The output file with `"purpose": "fine-tune"` (the `.parquet`) is the file ID to use when creating a fine-tuning job.

## context\_grounded\_vector\_db

Use this job type when your knowledge source is already indexed in a SeekrFlow vector database. No file upload or ingestion is needed — attach the vector database ID and start.

### Step 1: Create the job and attach the vector database

**Endpoints:** `POST /v1/flow/data-jobs` [Submit data job](/flow/reference/submit_data_job_v1_flow_data_jobs_post) · `PATCH /v1/flow/data-jobs/{id}` [Update data job](/flow/reference/patch_data_job_v1_flow_data_jobs__data_job_id__patch)

Create the job and set `vector_database_id` before starting. No file upload or ingestion is needed.

<CodeGroup>
  ```python Python theme={null}
  data_job = client.data_jobs.create(
      name="Customer support refresh",
      description="Align against existing vector store",
      job_type="context_grounded_vector_db",
  )
  data_job_id = data_job.id

  data_job = client.data_jobs.update(
      data_job_id,
      vector_database_id="9aab2ceb-7c7b-4c07-8ff4-5416dfad221a",
  )
  print("Vector DB set:", data_job.vector_database_id)
  ```
</CodeGroup>

### Step 2: Start alignment

**Endpoint:** `POST /v1/flow/data-jobs/{id}/start` [Start data job alignment](/flow/reference/start_data_job_alignment_v1_flow_data_jobs__data_job_id__start_post)

<CodeGroup>
  ```python Python theme={null}
  detail = client.data_jobs.start(data_job_id)
  print("Alignment job:", detail.alignment_job.id, detail.alignment_job.status)
  ```
</CodeGroup>

**Prerequisites:**

* `status` must be `ready_to_start`
* `vector_database_id` must be set
* No system prompt required

### Step 3: Monitor alignment

<CodeGroup>
  ```python Python theme={null}
  detail = client.data_jobs.retrieve(data_job_id)
  print("Status:", detail.status)
  if detail.alignment_job:
      print("Alignment job:", detail.alignment_job.id)
  ```
</CodeGroup>

Once `status` shows `completed`, retrieve the output files using the endpoint in Step 4.

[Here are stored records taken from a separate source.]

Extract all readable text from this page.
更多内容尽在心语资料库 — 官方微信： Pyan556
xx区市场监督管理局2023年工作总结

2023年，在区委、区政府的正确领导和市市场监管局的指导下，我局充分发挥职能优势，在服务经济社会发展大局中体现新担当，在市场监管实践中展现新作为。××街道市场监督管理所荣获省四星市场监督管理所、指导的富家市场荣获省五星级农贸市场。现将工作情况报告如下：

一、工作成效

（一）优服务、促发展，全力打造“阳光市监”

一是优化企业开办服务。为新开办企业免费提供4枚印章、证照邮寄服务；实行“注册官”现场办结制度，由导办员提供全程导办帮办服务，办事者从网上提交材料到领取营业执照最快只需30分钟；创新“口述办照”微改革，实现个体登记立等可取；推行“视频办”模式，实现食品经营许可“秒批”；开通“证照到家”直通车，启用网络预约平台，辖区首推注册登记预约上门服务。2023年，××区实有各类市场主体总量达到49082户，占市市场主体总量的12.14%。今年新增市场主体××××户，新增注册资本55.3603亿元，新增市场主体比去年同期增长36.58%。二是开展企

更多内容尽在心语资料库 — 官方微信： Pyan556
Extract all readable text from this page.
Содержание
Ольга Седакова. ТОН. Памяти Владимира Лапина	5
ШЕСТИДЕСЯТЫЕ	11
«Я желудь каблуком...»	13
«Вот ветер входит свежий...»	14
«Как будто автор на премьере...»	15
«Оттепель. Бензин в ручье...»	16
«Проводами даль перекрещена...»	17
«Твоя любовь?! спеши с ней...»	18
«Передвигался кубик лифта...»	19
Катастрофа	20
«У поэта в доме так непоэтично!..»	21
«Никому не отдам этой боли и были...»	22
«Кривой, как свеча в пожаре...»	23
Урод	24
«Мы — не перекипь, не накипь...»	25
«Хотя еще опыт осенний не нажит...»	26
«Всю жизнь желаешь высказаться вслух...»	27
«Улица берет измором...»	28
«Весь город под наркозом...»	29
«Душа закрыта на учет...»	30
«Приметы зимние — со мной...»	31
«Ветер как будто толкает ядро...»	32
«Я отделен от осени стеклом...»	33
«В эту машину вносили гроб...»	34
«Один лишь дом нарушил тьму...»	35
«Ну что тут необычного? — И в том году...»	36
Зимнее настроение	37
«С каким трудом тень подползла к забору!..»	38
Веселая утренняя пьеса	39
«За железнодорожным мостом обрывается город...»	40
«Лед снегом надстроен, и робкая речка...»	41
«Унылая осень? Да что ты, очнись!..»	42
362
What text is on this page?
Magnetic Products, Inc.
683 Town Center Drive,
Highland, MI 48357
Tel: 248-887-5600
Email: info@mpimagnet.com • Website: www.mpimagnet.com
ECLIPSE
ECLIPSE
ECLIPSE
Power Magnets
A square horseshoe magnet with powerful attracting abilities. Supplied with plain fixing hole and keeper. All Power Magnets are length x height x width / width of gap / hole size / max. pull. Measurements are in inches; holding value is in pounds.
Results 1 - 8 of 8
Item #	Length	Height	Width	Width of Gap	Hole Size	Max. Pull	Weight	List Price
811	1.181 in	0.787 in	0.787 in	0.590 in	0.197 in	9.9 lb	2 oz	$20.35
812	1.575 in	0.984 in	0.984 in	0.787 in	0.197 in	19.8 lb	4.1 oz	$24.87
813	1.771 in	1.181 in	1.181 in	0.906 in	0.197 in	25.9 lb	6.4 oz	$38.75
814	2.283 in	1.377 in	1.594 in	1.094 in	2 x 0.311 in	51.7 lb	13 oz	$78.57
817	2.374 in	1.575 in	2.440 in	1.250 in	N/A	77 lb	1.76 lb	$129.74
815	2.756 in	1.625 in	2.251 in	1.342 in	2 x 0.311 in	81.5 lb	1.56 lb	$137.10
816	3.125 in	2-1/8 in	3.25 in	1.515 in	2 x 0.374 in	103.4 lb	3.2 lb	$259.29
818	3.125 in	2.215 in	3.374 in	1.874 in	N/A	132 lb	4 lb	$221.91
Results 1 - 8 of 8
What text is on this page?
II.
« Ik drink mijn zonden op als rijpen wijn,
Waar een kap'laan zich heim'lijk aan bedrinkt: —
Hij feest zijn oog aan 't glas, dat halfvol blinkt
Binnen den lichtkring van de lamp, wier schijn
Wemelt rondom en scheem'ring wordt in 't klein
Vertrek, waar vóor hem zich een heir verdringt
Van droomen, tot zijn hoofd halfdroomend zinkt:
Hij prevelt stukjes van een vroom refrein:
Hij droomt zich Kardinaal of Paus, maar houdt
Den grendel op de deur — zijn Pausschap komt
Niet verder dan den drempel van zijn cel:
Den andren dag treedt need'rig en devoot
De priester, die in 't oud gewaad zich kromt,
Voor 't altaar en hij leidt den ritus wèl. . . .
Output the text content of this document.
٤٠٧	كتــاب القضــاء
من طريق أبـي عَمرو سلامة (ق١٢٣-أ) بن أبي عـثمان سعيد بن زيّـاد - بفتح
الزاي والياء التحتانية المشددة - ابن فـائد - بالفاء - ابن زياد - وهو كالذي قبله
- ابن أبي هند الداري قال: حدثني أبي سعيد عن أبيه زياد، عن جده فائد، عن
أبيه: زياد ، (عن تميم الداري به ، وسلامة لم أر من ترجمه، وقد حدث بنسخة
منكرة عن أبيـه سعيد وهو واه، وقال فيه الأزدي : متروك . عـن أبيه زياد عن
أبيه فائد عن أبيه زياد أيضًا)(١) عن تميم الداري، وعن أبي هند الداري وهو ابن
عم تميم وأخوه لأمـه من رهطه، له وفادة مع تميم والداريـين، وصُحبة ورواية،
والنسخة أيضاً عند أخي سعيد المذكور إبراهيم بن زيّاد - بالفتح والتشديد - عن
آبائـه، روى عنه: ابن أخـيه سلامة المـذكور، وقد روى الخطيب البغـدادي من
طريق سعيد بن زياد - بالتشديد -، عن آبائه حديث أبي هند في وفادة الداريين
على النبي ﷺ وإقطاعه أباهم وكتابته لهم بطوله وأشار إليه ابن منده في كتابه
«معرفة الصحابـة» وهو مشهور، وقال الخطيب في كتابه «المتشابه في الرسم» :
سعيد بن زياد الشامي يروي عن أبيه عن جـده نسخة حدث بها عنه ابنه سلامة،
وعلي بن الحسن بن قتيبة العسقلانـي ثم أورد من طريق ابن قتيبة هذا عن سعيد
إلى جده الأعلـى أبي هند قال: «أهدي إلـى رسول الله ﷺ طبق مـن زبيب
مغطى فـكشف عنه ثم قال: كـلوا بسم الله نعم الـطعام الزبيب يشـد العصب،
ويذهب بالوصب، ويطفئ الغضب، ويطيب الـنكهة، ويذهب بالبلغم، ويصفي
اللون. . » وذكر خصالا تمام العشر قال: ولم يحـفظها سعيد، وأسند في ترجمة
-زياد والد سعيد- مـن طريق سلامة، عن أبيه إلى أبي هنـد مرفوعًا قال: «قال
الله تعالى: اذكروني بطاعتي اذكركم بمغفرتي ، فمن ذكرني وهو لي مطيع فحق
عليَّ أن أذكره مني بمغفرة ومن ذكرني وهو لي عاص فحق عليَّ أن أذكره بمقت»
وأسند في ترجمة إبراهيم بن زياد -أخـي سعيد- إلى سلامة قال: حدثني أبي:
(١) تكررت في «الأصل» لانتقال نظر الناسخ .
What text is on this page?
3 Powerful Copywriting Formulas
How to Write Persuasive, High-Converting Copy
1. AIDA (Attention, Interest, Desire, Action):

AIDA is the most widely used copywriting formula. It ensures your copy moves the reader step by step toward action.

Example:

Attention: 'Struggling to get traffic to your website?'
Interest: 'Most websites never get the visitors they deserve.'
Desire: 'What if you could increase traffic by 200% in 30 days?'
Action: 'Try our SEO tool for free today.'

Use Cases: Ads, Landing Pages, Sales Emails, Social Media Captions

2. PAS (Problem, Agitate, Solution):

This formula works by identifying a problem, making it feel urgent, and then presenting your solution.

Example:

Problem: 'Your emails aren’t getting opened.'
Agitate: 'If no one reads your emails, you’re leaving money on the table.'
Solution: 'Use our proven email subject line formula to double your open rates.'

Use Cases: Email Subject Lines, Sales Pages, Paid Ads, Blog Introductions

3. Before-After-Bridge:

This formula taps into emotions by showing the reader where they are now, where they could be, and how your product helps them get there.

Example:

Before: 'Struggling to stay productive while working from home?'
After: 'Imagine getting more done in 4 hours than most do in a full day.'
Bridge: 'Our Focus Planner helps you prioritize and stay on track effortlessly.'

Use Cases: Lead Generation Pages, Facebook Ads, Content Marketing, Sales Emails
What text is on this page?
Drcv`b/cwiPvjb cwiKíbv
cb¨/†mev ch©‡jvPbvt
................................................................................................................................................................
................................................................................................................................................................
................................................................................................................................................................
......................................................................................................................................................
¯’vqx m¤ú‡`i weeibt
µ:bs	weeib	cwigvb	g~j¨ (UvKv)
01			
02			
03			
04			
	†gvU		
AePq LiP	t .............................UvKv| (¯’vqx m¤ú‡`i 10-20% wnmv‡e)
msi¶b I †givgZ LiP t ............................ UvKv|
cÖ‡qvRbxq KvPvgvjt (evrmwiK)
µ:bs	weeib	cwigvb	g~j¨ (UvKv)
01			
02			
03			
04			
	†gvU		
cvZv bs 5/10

### Step 4: Retrieve output files

**Endpoint:** `GET /v1/flow/alignment/{job_id}/outputs`

<CodeGroup>
  ```python Python theme={null}
  import os
  import requests

  alignment_job_id = detail.alignment_job.id
  headers = {"Authorization": os.environ["SEEKR_API_KEY"]}
  response = requests.get(
      f"https://flow.seekr.com/v1/flow/alignment/{alignment_job_id}/outputs",
      headers=headers,
  )
  outputs = response.json()
  ```
</CodeGroup>

The output file with `"purpose": "fine-tune"` (the `.parquet`) is the file ID to use when creating a fine-tuning job.